Hace unos meses murió Roberto Calasso y no estoy seguro de haber escrito al respecto. Es que últimamente estoy un poco viejo y tengo la sensación de reescribir siempre la misma columna. Es probable que haya escrito sobre Calasso en ese momento, ya que le tenía una gran admiración. Pero también es poco probable, porque el último de sus libros traducidos al castellano se llama Cómo ordenar una biblioteca. Y mi biblioteca es un caos tan grande y tan inmanejable que tenía miedo de que Calasso me retara desde sus páginas como si fuera esa japonesa que manda a la gente a poner orden en su casa.
Sigo sin leer el libro sobre la biblioteca, pero en cambio me atreví con La literatura y los dioses, al que también le tenía miedo. Se trata de la recopilación de ocho conferencias suyas pronunciadas en 2000 “en el marco de las muy selectas Weidenfeld Lectures de la Universidad de Oxford” según dice la contratapa. Siempre pienso que soy demasiado plebeyo para acceder a lo selecto, pero también tengo una relación complicada con los dioses: nunca supe cómo tratarlos y, por lo tanto, nunca hice nada al respecto. En particular nunca logré entrar en dos libros de Calasso que hablan de religiones: Las bodas de Cadmo y Harmonía sobre los habitantes del Olimpo y Ka, que se ocupa del hinduismo, una teología todavía más remota que la de los griegos.
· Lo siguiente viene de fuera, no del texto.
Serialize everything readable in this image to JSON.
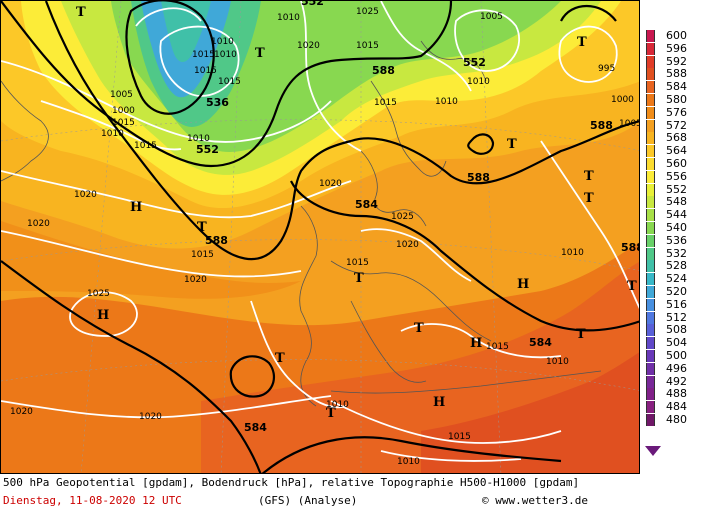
{
  "map": {
    "title_line": "500 hPa Geopotential [gpdam], Bodendruck [hPa], relative Topographie H500-H1000 [gpdam]",
    "date_line": "Dienstag, 11-08-2020  12 UTC",
    "model_line": "(GFS)  (Analyse)",
    "copyright": "© www.wetter3.de",
    "colors": {
      "date": "#cc0000",
      "base": "#f0a020"
    },
    "geopotential_labels": [
      "552",
      "536",
      "552",
      "588",
      "552",
      "588",
      "588",
      "584",
      "588",
      "584",
      "584",
      "588"
    ],
    "pressure_labels": [
      "1010",
      "1015",
      "1010",
      "1010",
      "1015",
      "1020",
      "1025",
      "1005",
      "1015",
      "1015",
      "1010",
      "995",
      "1000",
      "1005",
      "1010",
      "1005",
      "1000",
      "1015",
      "1020",
      "1020",
      "1020",
      "1025",
      "1020",
      "1015",
      "1015",
      "1020",
      "1010",
      "1010",
      "1020",
      "1015",
      "1010",
      "1015",
      "1010",
      "1025",
      "1015",
      "1010",
      "1015",
      "1020",
      "1010"
    ],
    "highs_lows": [
      "T",
      "T",
      "T",
      "T",
      "H",
      "T",
      "H",
      "H",
      "T",
      "T",
      "T",
      "T",
      "T",
      "H",
      "T",
      "T",
      "T",
      "H"
    ]
  },
  "legend": {
    "labels": [
      "600",
      "596",
      "592",
      "588",
      "584",
      "580",
      "576",
      "572",
      "568",
      "564",
      "560",
      "556",
      "552",
      "548",
      "544",
      "540",
      "536",
      "532",
      "528",
      "524",
      "520",
      "516",
      "512",
      "508",
      "504",
      "500",
      "496",
      "492",
      "488",
      "484",
      "480"
    ],
    "colors": [
      "#c81850",
      "#d82838",
      "#e03c28",
      "#e05020",
      "#e86420",
      "#ec7818",
      "#f08c18",
      "#f4a020",
      "#f8b420",
      "#fcc828",
      "#fcdc30",
      "#fcec38",
      "#e8f038",
      "#c8e840",
      "#a8e048",
      "#88d850",
      "#68d068",
      "#50c888",
      "#40c0a8",
      "#38b8c8",
      "#40a8d8",
      "#4890e0",
      "#5078e0",
      "#5860d8",
      "#6048c8",
      "#6838b8",
      "#7030a8",
      "#782898",
      "#802088",
      "#882080",
      "#701868"
    ]
  }
}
Pero ayer me decidí a abordar La literatura y los dioses y lo leí, no solo sin dificultad, sino con un placer enorme. Ante todo, es una extraordinaria introducción a la literatura. En particular, a lo que Calasso llama “literatura absoluta”, un concepto imprescindible que alude a los autores “refractarios frente al creciente culto que la sociedad hace de sí misma”, y utiliza un poder análogo al que otrora tenían las religiones para combatir contra los antisociales. “El pretexto puede ser de índole racial o clasista, pero para exterminar al enemigo el motivo reivindicado es siempre el mismo: se trata de seres dañinos a la sociedad”. Ante las circunstancias de dominio público (hoy los antisociales están identificados a nivel global), es evidente que se trata de palabras visionarias, sobre todo cuando el totalitarismo se consideraba una enfermedad definitivamente erradicada o, en todo caso, circunscripta a ciertos países bárbaros.
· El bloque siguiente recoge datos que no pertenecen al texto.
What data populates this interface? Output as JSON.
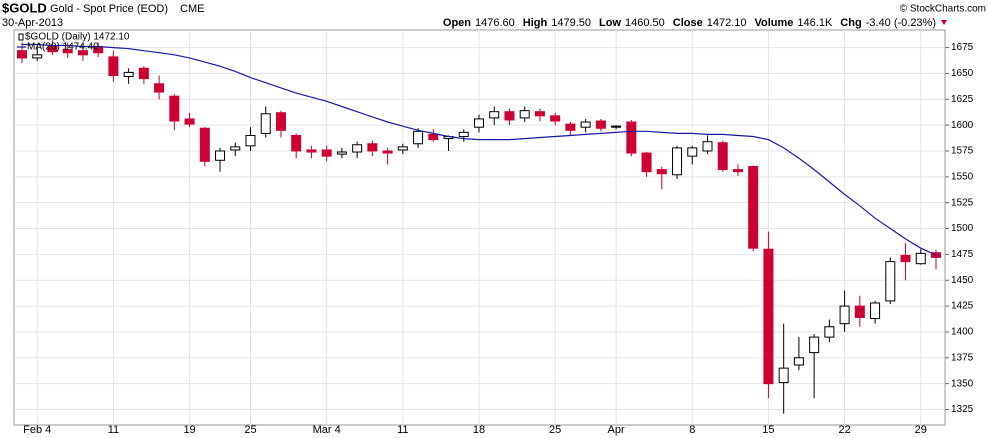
{
  "chart_data": {
    "type": "candlestick",
    "title": "$GOLD",
    "subtitle": "Gold - Spot Price (EOD)",
    "exchange": "CME",
    "date": "30-Apr-2013",
    "credit": "© StockCharts.com",
    "quote": [
      {
        "label": "Open",
        "value": "1476.60"
      },
      {
        "label": "High",
        "value": "1479.50"
      },
      {
        "label": "Low",
        "value": "1460.50"
      },
      {
        "label": "Close",
        "value": "1472.10"
      },
      {
        "label": "Volume",
        "value": "146.1K"
      },
      {
        "label": "Chg",
        "value": "-3.40 (-0.23%)"
      }
    ],
    "categories": [
      null,
      "Feb 4",
      null,
      null,
      null,
      null,
      "11",
      null,
      null,
      null,
      null,
      "19",
      null,
      null,
      null,
      "25",
      null,
      null,
      null,
      null,
      "Mar 4",
      null,
      null,
      null,
      null,
      "11",
      null,
      null,
      null,
      null,
      "18",
      null,
      null,
      null,
      null,
      "25",
      null,
      null,
      null,
      "Apr",
      null,
      null,
      null,
      null,
      "8",
      null,
      null,
      null,
      null,
      "15",
      null,
      null,
      null,
      null,
      "22",
      null,
      null,
      null,
      null,
      "29",
      null
    ],
    "ylim": [
      1310,
      1692
    ],
    "yticks": [
      1325,
      1350,
      1375,
      1400,
      1425,
      1450,
      1475,
      1500,
      1525,
      1550,
      1575,
      1600,
      1625,
      1650,
      1675
    ],
    "grid": true,
    "up_color": "#ffffff",
    "down_color": "#cc0033",
    "series": [
      {
        "name": "$GOLD (Daily) 1472.10",
        "color": "#000000",
        "open": [
          1672,
          1665,
          1676,
          1673,
          1672,
          1676,
          1666,
          1647,
          1655,
          1640,
          1628,
          1606,
          1597,
          1566,
          1576,
          1580,
          1592,
          1612,
          1590,
          1576,
          1576,
          1572,
          1574,
          1582,
          1575,
          1576,
          1582,
          1591,
          1587,
          1589,
          1598,
          1607,
          1613,
          1607,
          1613,
          1609,
          1601,
          1598,
          1604,
          1598,
          1603,
          1573,
          1557,
          1552,
          1570,
          1575,
          1583,
          1557,
          1560,
          1480,
          1351,
          1368,
          1380,
          1395,
          1408,
          1425,
          1413,
          1430,
          1474,
          1466,
          1476.6
        ],
        "high": [
          1680,
          1675,
          1682,
          1680,
          1678,
          1680,
          1672,
          1655,
          1657,
          1648,
          1630,
          1612,
          1598,
          1578,
          1583,
          1598,
          1618,
          1614,
          1592,
          1580,
          1580,
          1578,
          1584,
          1585,
          1578,
          1582,
          1597,
          1596,
          1590,
          1596,
          1610,
          1618,
          1616,
          1618,
          1616,
          1612,
          1603,
          1606,
          1606,
          1600,
          1605,
          1574,
          1560,
          1580,
          1580,
          1590,
          1585,
          1562,
          1561,
          1497,
          1408,
          1395,
          1398,
          1412,
          1440,
          1435,
          1430,
          1472,
          1486,
          1480,
          1479.5
        ],
        "low": [
          1660,
          1662,
          1668,
          1665,
          1662,
          1666,
          1642,
          1640,
          1640,
          1625,
          1595,
          1598,
          1560,
          1555,
          1570,
          1575,
          1588,
          1588,
          1568,
          1568,
          1565,
          1568,
          1568,
          1570,
          1562,
          1572,
          1578,
          1584,
          1575,
          1584,
          1593,
          1600,
          1600,
          1603,
          1604,
          1600,
          1590,
          1593,
          1594,
          1596,
          1570,
          1550,
          1538,
          1548,
          1562,
          1572,
          1555,
          1551,
          1478,
          1336,
          1321,
          1363,
          1336,
          1390,
          1400,
          1405,
          1408,
          1427,
          1450,
          1465,
          1460.5
        ],
        "close": [
          1665,
          1668,
          1671,
          1670,
          1668,
          1670,
          1648,
          1651,
          1645,
          1632,
          1604,
          1601,
          1565,
          1575,
          1579,
          1590,
          1611,
          1595,
          1575,
          1574,
          1570,
          1574,
          1581,
          1575,
          1573,
          1579,
          1594,
          1586,
          1589,
          1593,
          1606,
          1613,
          1605,
          1614,
          1609,
          1604,
          1595,
          1603,
          1597,
          1599,
          1573,
          1555,
          1553,
          1578,
          1578,
          1584,
          1557,
          1555,
          1481,
          1350,
          1365,
          1375,
          1395,
          1405,
          1425,
          1414,
          1428,
          1468,
          1468,
          1476,
          1472.1
        ]
      },
      {
        "name": "MA(20) 1474.40",
        "color": "#1a1aa6",
        "values": [
          1678,
          1678,
          1677,
          1677,
          1676,
          1676,
          1675,
          1674,
          1672,
          1670,
          1668,
          1665,
          1661,
          1657,
          1652,
          1646,
          1641,
          1636,
          1631,
          1627,
          1623,
          1618,
          1613,
          1608,
          1603,
          1599,
          1595,
          1592,
          1589,
          1587,
          1586,
          1586,
          1586,
          1587,
          1588,
          1589,
          1590,
          1591,
          1592,
          1593,
          1594,
          1594,
          1593,
          1592,
          1592,
          1591,
          1591,
          1590,
          1589,
          1586,
          1578,
          1568,
          1557,
          1545,
          1533,
          1522,
          1510,
          1500,
          1490,
          1481,
          1474.4
        ]
      }
    ]
  }
}
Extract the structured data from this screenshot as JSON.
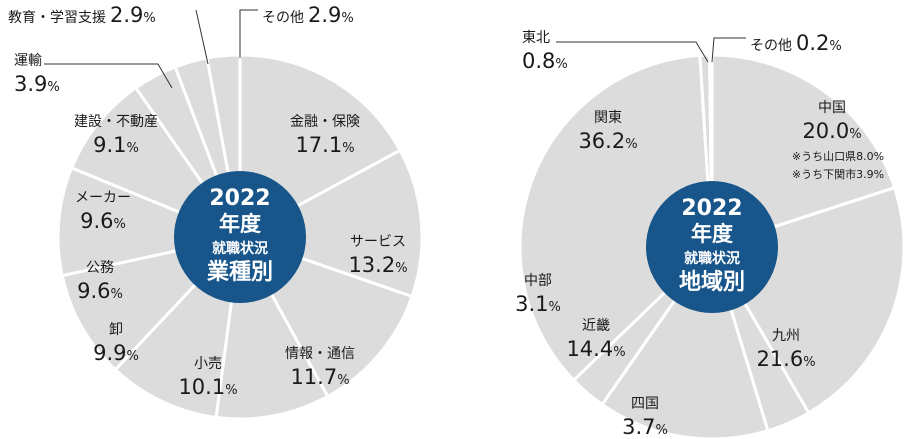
{
  "colors": {
    "slice": "#dcdcdc",
    "divider": "#ffffff",
    "center": "#17558a",
    "leader": "#333333"
  },
  "chart_data": [
    {
      "type": "pie",
      "center_title": {
        "year": "2022",
        "line2": "年度",
        "line3": "就職状況",
        "line4": "業種別"
      },
      "slices": [
        {
          "label": "金融・保険",
          "value": 17.1,
          "value_text": "17.1",
          "unit": "%"
        },
        {
          "label": "サービス",
          "value": 13.2,
          "value_text": "13.2",
          "unit": "%"
        },
        {
          "label": "情報・通信",
          "value": 11.7,
          "value_text": "11.7",
          "unit": "%"
        },
        {
          "label": "小売",
          "value": 10.1,
          "value_text": "10.1",
          "unit": "%"
        },
        {
          "label": "卸",
          "value": 9.9,
          "value_text": "9.9",
          "unit": "%"
        },
        {
          "label": "公務",
          "value": 9.6,
          "value_text": "9.6",
          "unit": "%"
        },
        {
          "label": "メーカー",
          "value": 9.6,
          "value_text": "9.6",
          "unit": "%"
        },
        {
          "label": "建設・不動産",
          "value": 9.1,
          "value_text": "9.1",
          "unit": "%"
        },
        {
          "label": "運輸",
          "value": 3.9,
          "value_text": "3.9",
          "unit": "%"
        },
        {
          "label": "教育・学習支援",
          "value": 2.9,
          "value_text": "2.9",
          "unit": "%"
        },
        {
          "label": "その他",
          "value": 2.9,
          "value_text": "2.9",
          "unit": "%"
        }
      ]
    },
    {
      "type": "pie",
      "center_title": {
        "year": "2022",
        "line2": "年度",
        "line3": "就職状況",
        "line4": "地域別"
      },
      "slices": [
        {
          "label": "中国",
          "value": 20.0,
          "value_text": "20.0",
          "unit": "%",
          "notes": [
            "※うち山口県8.0%",
            "※うち下関市3.9%"
          ]
        },
        {
          "label": "九州",
          "value": 21.6,
          "value_text": "21.6",
          "unit": "%"
        },
        {
          "label": "四国",
          "value": 3.7,
          "value_text": "3.7",
          "unit": "%"
        },
        {
          "label": "近畿",
          "value": 14.4,
          "value_text": "14.4",
          "unit": "%"
        },
        {
          "label": "中部",
          "value": 3.1,
          "value_text": "3.1",
          "unit": "%"
        },
        {
          "label": "関東",
          "value": 36.2,
          "value_text": "36.2",
          "unit": "%"
        },
        {
          "label": "東北",
          "value": 0.8,
          "value_text": "0.8",
          "unit": "%"
        },
        {
          "label": "その他",
          "value": 0.2,
          "value_text": "0.2",
          "unit": "%"
        }
      ]
    }
  ]
}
Calasso recorre en sus conferencias el siglo XIX para mostrar cómo allí, desde Hölderlin a Nietzsche, pasando entre otros por Lautréamont, Mallarmé y Novalis, la literatura encontró no un programa, pero sí un modo de relación entre obras que se comunican por fuera de la historia, de la nación y del estilo y que pueden ser reconocidas si se entiende la cultura como un entrenamiento para hacerlo y no, como es el caso, para borrarlas. Calasso logró conducirme en su exposición aun durante los pasajes en los que atraviesa el escarpado territorio de los Vedas, con sus alegorías que solo se refieren a sí mismas.
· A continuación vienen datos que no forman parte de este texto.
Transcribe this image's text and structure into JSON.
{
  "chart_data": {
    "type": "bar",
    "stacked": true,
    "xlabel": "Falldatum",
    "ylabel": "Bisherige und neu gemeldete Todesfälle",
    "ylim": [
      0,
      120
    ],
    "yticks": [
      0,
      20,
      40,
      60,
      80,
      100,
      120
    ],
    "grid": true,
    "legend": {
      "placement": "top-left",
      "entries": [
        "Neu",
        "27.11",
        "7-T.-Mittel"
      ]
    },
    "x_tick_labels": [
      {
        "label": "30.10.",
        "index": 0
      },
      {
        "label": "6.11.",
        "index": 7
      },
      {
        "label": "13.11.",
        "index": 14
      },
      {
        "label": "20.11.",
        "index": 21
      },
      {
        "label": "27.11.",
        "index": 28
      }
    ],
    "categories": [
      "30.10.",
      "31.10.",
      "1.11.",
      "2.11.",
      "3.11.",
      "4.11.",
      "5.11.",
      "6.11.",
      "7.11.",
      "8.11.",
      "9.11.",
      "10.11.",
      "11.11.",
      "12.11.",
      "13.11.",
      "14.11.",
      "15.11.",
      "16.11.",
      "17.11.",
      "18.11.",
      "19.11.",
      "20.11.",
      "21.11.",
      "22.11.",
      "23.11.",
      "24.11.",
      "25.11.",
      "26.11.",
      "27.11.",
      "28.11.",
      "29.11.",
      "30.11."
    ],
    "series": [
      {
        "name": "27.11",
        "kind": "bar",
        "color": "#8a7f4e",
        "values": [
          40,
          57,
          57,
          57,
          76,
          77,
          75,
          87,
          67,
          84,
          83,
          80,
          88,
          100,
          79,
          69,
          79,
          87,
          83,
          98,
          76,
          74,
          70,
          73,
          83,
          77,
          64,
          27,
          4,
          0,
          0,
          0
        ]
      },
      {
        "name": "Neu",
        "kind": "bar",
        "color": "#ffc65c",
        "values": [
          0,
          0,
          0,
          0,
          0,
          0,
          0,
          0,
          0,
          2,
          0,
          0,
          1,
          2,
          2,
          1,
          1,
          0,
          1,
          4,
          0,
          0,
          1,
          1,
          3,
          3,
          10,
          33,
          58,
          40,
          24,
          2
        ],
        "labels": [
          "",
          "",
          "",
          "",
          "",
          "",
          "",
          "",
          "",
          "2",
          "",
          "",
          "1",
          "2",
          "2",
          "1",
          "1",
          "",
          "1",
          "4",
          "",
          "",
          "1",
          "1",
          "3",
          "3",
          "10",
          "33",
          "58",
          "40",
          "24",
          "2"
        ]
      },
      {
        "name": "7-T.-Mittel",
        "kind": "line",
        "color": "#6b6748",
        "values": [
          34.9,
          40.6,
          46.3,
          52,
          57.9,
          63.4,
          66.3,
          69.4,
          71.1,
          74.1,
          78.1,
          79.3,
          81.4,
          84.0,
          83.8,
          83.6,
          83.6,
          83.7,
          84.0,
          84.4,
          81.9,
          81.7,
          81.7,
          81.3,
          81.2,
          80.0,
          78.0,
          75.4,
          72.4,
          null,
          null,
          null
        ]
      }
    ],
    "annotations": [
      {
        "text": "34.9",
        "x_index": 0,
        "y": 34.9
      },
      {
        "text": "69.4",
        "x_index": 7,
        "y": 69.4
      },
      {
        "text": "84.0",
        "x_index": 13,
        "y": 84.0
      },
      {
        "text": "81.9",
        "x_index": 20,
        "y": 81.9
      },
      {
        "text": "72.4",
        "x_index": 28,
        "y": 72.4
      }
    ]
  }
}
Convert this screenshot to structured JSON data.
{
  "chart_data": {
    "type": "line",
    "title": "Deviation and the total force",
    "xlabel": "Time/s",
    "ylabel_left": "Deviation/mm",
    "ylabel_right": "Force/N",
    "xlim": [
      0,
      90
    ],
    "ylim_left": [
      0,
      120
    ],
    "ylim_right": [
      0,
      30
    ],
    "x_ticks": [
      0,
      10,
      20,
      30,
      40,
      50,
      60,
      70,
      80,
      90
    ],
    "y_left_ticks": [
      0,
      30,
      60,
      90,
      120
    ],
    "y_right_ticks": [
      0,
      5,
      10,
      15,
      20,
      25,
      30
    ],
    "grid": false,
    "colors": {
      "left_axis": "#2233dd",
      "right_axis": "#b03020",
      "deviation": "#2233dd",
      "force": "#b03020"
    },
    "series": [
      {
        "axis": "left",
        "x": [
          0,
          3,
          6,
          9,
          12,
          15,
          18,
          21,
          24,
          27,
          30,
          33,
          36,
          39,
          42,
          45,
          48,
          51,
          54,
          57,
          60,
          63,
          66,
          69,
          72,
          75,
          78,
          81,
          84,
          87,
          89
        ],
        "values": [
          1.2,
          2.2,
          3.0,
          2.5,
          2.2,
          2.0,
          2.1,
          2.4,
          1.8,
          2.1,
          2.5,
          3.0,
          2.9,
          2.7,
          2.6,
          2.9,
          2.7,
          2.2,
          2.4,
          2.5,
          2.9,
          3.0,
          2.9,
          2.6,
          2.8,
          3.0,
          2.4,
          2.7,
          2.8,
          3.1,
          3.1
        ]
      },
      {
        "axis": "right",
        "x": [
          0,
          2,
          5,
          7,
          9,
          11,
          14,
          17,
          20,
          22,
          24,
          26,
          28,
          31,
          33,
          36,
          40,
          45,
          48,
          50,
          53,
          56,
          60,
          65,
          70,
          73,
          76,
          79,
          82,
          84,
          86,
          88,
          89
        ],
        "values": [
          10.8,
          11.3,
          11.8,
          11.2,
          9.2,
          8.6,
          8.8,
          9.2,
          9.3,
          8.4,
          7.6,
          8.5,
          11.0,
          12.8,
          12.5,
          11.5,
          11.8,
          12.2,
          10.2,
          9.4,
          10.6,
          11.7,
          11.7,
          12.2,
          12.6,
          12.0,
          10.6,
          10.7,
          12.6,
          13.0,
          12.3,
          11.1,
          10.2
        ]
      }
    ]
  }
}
Leía a Calasso cuando me crucé con un mensaje de un escritor angustiado porque un amigo le había criticado su libro de cuentos (un libro muy bueno, por otra parte) diciéndole que algunos “estaban mal resueltos”. Pensé que leer a Calasso es también un antídoto para esta comunidad literaria a la que le cabría una frase como: “Tan lejos de los dioses y tan cerca de la escuelita”.